Unravelling Job Advertisements Through Fine-Tuned LLM

Client/Partner
Partners:Â Future of Work Institute | Curtin University
Timeline
Jan 2022 – March 2022
Overview
In today’s competitive job market, the way a job advertisement is crafted can significantly influence the types of candidates it attracts. Subtle choices in language, framing and emphasis may shape how potential applicants perceive roles, organisations and workplace culture. Traditional methods of analysing job advertisements have relied on manual annotation, which is time consuming, subjective and not scalable. This created a gap in understanding how personality traits, values and job related attributes embedded in advertisements affect recruitment outcomes.
To address this challenge, the Curtin Institute for Data Science developed advanced natural language processing (NLP) techniques to automatically analyse job advertisements. Using 15,000 job ads and application data from 260,000 candidates, CIDS fine-tuned transformer based language models, including BERT and RoBERTa, on a dataset annotated for multiple abstract categories such as personality traits, work abilities, job characteristics, employment branding and work activities.
CIDS tested both hierarchical and flat multi-label classification approaches, ensuring nuanced features of recruitment messaging were preserved.

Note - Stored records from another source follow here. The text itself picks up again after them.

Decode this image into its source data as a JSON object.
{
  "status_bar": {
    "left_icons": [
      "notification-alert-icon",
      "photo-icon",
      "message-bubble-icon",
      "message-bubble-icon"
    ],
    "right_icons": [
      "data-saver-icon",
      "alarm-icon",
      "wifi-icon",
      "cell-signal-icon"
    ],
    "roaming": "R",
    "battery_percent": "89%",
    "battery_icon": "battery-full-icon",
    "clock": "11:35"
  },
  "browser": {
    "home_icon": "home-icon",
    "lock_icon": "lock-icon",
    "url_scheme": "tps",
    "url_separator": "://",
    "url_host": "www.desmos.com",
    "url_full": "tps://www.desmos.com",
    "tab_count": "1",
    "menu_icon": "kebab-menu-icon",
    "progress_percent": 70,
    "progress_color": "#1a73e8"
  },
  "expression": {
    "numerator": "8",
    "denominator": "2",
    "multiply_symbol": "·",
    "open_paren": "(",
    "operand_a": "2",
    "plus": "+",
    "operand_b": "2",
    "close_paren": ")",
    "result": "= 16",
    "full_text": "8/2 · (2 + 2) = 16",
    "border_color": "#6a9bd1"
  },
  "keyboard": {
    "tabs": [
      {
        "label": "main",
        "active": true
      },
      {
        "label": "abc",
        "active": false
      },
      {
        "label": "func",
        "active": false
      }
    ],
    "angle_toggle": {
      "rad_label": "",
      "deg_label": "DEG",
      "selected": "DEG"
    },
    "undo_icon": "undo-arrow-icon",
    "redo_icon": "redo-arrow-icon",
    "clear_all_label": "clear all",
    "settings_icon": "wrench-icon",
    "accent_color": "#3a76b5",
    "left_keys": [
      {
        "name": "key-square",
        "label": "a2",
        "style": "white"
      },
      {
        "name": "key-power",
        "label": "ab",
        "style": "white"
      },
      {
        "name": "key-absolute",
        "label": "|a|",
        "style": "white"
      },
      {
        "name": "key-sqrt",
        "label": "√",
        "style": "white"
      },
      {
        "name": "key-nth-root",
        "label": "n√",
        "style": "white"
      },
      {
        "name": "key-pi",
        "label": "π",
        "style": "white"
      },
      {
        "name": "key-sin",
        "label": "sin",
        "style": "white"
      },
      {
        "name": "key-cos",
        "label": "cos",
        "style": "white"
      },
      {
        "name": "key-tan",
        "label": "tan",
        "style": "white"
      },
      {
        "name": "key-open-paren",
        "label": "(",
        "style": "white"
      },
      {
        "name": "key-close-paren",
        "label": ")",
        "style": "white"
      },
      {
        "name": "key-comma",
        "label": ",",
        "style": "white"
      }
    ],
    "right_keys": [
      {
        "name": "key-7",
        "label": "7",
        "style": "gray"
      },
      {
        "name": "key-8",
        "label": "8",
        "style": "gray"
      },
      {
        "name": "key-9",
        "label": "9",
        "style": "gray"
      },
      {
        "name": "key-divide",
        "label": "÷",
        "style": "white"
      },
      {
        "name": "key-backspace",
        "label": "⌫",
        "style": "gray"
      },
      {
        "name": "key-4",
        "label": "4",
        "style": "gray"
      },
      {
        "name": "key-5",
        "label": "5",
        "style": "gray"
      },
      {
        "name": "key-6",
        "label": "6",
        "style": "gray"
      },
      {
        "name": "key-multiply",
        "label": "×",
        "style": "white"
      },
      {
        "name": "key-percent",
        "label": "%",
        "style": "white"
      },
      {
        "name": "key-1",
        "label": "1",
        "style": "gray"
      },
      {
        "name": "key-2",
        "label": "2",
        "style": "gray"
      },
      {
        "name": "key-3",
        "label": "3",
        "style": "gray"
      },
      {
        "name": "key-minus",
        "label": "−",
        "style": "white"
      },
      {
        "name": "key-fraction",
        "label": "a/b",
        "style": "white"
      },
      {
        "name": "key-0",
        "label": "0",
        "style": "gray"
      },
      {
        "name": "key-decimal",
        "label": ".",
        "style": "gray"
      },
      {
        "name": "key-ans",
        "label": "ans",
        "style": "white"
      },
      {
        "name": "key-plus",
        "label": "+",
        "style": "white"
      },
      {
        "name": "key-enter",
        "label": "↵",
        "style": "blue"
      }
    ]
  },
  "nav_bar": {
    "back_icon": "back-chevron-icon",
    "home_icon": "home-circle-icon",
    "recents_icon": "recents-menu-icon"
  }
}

The project applied cutting-edge machine learning infrastructure and advanced evaluation metrics, optimising for data imbalances that are typical in recruitment datasets.
The fine-tuned RoBERTa model delivered strong performance, achieving F1 scores between 73% and 86% across classification categories, with particularly high accuracy in identifying job abilities and characteristics. This demonstrates that large language models can provide scalable, objective insights into the implicit messaging within job advertisements.
By automating this analysis, the project reduces reliance on manual annotation, accelerates recruitment research and enables organisations to better understand how the wording of job ads may appeal to or deter different candidate groups. Looking ahead, the study highlights the potential for even greater performance using next-generation models such as LLaMa and GPT-4, laying the foundation for advanced tools that can support fairer and more effective recruitment practices.